Il existe, à une vingtaine de kilomètres au sud de Lyon, un coteau qui a disparu des cartes pendant plus d'un siècle. Non pas physiquement — il est toujours là, dressé sur la rive gauche du Rhône, juste en face de Côte-Rôtie. Mais il avait disparu de la mémoire du vin.

Le vin des Allobroges

À l'époque romaine, on cultivait ici la vitis allobrogica, cépage des Allobroges, ce peuple gaulois dont Vienne était la capitale. Les vins qui en sortaient étaient réputés jusqu'à Rome : Pline l'Ancien les cite, Plutarque et Martial aussi. Bien plus tard, l'agronome Olivier de Serres vantera encore la qualité de ces terroirs.

Au XIXe siècle, la viticulture reste la principale ressource de Vienne, avec une centaine d'hectares plantés. Puis vient 1883 : le phylloxéra ravage le coteau. Ailleurs, on replante en greffant sur des porte-greffes américains. Ici, non. Le vignoble est simplement abandonné.

Quand l'INAO dessine la carte des appellations, dans les années 1930, Seyssuel n'existe plus. On ne classe pas ce qui n'est pas planté.

Une conséquence qui dure encore

Cet abandon a une conséquence que peu de gens connaissent : les vins de Seyssuel, aujourd'hui encore, ne sont pas en AOC. Ils sortent en IGP Collines Rhodaniennes, ou en simple Vin de France. Non par manque de qualité — mais parce qu'au moment où l'on distribuait les appellations, il n'y avait rien à classer. Une injustice administrative dont les vignerons demandent aujourd'hui la révision.

1996 : trois vignerons rouvrent le dossier

En 1996, trois vignerons de la rive droite — Yves Cuilleron, Pierre Gaillard et François Villard — retrouvent la trace du vignoble dans les textes anciens et décident de le replanter. Ils fondent Les Vins de Vienne et plantent onze hectares : neuf et demi en syrah, un et demi en viognier. Première vendange en 1998, première cuvée : le Sotanum, nom latin en hommage aux vins d'autrefois. Les sommeliers des grandes tables de la région suivent immédiatement.

Aujourd'hui ils sont une dizaine de domaines sur une quarantaine d'hectares, réunis dans l'association Vitis Vienna, et le vignoble continue de croître.

Ce que dit le schiste

Le terroir explique l'entêtement. Les sols sont des schistes — micacés et quartzeux — là où la Côte-Rôtie voisine repose sur des gneiss. La vallée ne fait que sept cents mètres de large à cet endroit : le vent s'y engouffre et assainit les grappes. L'exposition est plein sud à sud-ouest, l'altitude tourne autour de 250 mètres, et le coteau reçoit un peu plus de deux mille heures de soleil par an. Certaines pentes dépassent 40 % et se travaillent à l'échalas, à la main.

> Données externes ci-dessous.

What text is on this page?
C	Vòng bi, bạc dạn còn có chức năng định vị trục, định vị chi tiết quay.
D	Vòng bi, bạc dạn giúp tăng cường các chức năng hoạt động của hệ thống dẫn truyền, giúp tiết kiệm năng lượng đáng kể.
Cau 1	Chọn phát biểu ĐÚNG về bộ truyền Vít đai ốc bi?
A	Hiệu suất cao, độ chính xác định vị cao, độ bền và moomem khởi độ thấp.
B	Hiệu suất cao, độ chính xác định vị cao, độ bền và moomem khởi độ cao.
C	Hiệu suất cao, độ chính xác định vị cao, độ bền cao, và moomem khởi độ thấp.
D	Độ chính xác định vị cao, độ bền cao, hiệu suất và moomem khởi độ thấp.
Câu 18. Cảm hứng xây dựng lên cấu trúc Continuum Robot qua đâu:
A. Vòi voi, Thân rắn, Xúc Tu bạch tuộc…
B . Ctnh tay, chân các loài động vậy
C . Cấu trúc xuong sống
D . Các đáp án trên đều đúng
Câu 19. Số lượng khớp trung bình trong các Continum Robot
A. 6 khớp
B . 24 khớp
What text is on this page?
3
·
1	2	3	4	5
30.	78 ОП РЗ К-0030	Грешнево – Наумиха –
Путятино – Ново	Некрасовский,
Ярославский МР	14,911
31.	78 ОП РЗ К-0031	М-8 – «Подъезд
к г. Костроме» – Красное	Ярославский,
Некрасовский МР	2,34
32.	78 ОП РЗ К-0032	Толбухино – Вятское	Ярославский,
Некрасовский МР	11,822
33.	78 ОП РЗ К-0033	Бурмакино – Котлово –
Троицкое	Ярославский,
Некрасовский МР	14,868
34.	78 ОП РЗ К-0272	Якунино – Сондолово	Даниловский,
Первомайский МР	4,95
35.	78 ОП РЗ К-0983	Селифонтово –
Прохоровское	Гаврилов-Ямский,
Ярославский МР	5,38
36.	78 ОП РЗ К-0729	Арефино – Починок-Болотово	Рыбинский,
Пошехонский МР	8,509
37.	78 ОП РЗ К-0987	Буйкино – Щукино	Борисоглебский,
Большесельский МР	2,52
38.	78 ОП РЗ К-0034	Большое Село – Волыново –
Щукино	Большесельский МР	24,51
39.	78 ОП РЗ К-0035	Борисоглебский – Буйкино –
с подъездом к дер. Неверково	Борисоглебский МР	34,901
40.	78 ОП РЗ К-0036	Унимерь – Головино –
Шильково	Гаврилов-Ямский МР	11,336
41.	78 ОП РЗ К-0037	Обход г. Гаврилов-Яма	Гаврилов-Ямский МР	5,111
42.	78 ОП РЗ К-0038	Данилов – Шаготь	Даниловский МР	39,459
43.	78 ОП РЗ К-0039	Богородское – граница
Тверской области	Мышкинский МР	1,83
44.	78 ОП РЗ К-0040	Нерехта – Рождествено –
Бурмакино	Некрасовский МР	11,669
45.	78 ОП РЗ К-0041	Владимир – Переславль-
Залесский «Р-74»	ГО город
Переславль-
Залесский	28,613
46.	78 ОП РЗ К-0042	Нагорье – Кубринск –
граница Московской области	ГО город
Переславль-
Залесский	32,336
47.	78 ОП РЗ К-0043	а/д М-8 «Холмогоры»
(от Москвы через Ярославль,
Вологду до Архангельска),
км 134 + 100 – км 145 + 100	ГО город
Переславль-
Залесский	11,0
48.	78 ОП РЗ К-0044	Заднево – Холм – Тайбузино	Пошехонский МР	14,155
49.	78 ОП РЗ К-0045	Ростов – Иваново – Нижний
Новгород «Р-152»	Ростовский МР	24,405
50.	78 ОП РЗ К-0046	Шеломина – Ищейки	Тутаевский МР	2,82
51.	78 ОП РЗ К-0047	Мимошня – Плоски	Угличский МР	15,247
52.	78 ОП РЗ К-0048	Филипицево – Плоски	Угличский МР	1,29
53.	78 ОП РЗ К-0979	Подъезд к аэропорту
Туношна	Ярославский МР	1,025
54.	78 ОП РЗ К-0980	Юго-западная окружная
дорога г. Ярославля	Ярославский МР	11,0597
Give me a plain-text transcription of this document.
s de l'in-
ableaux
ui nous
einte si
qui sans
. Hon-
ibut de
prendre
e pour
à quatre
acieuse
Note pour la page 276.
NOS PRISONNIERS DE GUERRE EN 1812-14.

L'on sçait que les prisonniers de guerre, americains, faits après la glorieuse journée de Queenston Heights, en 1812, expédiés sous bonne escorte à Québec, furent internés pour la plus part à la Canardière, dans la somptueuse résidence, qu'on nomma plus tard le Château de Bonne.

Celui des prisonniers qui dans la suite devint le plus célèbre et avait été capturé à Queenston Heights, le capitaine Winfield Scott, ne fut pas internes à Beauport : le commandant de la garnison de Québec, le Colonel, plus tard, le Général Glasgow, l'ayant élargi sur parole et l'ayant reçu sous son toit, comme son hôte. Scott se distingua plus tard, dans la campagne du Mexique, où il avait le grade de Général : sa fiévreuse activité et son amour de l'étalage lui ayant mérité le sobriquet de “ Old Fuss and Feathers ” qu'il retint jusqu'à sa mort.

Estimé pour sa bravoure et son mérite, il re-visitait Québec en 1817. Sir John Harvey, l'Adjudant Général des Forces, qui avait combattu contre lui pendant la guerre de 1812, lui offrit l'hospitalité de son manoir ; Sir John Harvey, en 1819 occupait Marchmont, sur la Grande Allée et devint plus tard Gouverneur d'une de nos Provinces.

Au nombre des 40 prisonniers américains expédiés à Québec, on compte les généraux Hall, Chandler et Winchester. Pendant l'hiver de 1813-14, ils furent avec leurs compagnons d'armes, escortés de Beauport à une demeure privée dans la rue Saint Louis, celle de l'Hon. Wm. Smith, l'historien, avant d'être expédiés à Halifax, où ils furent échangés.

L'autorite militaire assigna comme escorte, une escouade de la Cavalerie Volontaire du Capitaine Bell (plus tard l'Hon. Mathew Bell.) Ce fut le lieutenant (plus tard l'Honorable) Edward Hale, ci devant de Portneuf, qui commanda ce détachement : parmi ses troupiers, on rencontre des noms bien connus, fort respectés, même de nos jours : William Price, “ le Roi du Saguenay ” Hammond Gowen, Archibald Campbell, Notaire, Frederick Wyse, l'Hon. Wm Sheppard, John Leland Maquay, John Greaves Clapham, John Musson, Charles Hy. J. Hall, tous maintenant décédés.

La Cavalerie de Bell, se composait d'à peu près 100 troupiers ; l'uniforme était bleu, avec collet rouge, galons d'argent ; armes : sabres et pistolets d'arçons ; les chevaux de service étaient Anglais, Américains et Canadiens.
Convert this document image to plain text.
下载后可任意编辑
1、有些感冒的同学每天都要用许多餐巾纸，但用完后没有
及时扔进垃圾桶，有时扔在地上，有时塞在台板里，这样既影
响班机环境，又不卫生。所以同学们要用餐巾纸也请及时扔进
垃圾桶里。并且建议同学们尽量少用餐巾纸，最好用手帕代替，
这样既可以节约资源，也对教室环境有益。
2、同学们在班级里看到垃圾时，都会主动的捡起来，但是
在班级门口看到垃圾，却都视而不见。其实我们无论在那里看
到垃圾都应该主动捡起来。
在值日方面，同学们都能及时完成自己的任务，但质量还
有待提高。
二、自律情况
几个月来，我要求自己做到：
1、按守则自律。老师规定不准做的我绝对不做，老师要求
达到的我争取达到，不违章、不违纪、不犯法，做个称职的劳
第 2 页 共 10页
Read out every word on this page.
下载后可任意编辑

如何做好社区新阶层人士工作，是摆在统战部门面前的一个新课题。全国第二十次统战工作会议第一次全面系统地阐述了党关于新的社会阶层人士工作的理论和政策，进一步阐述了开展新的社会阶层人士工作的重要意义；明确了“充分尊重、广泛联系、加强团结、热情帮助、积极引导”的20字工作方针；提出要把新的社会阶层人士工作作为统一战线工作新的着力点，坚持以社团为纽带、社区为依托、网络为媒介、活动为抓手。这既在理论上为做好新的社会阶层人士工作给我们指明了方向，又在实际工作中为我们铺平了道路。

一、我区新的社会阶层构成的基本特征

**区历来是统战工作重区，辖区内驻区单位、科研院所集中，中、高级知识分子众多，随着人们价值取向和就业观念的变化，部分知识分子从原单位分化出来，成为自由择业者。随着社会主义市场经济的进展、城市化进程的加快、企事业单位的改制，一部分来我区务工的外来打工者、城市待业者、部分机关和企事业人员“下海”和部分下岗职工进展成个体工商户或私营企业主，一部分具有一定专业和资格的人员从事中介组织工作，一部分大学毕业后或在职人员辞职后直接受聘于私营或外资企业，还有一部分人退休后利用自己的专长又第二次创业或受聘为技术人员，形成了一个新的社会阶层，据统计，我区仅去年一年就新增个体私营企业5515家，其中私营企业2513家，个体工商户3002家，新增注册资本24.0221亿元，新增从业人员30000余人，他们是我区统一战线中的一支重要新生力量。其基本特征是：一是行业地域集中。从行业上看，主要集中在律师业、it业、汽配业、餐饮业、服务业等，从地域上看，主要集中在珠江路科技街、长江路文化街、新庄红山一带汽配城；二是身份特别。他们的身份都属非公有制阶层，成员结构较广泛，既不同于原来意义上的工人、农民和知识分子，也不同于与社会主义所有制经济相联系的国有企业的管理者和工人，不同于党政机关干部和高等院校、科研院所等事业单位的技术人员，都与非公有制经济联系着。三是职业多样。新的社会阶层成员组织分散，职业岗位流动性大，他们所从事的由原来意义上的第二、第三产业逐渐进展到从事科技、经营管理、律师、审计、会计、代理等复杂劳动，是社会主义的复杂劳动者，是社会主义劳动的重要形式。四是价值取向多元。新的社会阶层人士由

Le résultat est une syrah tendue, minérale, plus austère et plus droite que celle des terroirs granitiques. Une syrah qui a du fond — et de la garde.

Pourquoi ce coteau, pour nous

Le choix n'a rien d'un hasard marketing. La syrah est le seul cépage dont l'ADN atteste une origine rhodanienne. Seyssuel est le vignoble le plus septentrional de la vallée, et l'un des plus anciens. Confier au Rhône un vin né de son propre coteau, dans une amphore, deux mille ans après les Allobroges : la boucle se referme d'elle-même.